2 Model details, datasets and methodology

The CFSv2 is the latest version of NCEP’s fully coupled ocean–land–atmosphere modeling system (Saha et al. 2014) combined with the atmospheric component NCEP Global Forecast System (GFS) AGCM (Moorthi et al. 2001) and the ocean component Modular Ocean Model version 4 (MOM4P0) (Griffies et al. 2004). In this study, the simulation is performed using spectral triangular truncation of 382 waves (T382) for the atmosphere (equivalent to about 38-km grid spacing) with 64 sigma-pressure hybrid vertical layers. The details of the model physics and schemes are available in Saha et al. (2014 and references therein). The ocean model MOM4P0 from the Geophysical Fluid Dynamics Laboratory (GFDL) has horizontal resolution of 0.25° × 0.25° between 10°S and 10°N and 0.5° × 0.5° resolution elsewhere. The coupled model is integrated for 20 years using 2 February 1999 initial condition but only last 15 years of simulation is analyzed in the present study.

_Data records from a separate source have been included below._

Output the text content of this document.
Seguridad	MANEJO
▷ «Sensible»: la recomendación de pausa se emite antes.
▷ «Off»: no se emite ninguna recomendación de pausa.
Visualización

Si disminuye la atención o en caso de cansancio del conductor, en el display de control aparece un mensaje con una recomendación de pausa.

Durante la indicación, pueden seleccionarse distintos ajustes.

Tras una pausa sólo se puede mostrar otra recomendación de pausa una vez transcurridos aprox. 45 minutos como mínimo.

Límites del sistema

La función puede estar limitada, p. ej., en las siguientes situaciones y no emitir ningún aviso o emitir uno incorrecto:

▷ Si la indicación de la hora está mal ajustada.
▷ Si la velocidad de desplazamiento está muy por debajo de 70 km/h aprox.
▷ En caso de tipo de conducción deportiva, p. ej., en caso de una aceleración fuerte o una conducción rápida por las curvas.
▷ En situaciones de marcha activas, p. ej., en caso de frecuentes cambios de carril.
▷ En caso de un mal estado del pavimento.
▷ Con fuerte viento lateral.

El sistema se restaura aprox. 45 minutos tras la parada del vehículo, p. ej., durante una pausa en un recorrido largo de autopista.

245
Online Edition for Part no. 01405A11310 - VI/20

The Tropical Rainfall Measuring Mission (TRMM) 3B42 rainfall observations (Huffman et al. 2007) during boreal summer (June to September, JJAS) from 1998 to 2010 based on multi-satellite and rain-gauge analysis are used to validate the simulation. This dataset provides 3 hourly gridded precipitation estimates at 0.25° × 0.25° spatial resolutions over the global tropics (180°W–180°E, 50°S–50°N). Additionally, observed BSISO phases are defined based on extended empirical orthogonal function (EEOF) analysis on Global Precipitation Climatology Project (GPCP) daily rainfall data (Huffman et al. 2001) at 1° × 1° resolution during JJAS from 1998 to 2010. Daily wind and temperature dataset for the same period are derived from 6-hourly analysis of the National Oceanic and Atmospheric Administration (NOAA) Climate Forecast System Reanalysis (CFSR; Saha et al. 2010) dataset and treated as the observation in this study. These dataset have a horizontal resolution of 1° × 1° and are on 37 pressure levels between 1000 and 1 hPa. The Advanced Very High Resolution Radiometer (AVHRR) Outgoing longwave Radiation (OLR) dataset from the NOAA polar orbiting satellite for the period of 1998–2010 is utilized in this study. This daily averaged dataset is processed on to a 2.5° × 2.5° latitude-longitude grid with missing values filled by interpolation (Liebmann and Smith 1996). Additionally, TRMM Microwave Imager (TMI) daily sea surface temperature (SST) at 0.25° × 0.25° resolution (Gentemann et al. 2004) is used for the period of 2000–2010.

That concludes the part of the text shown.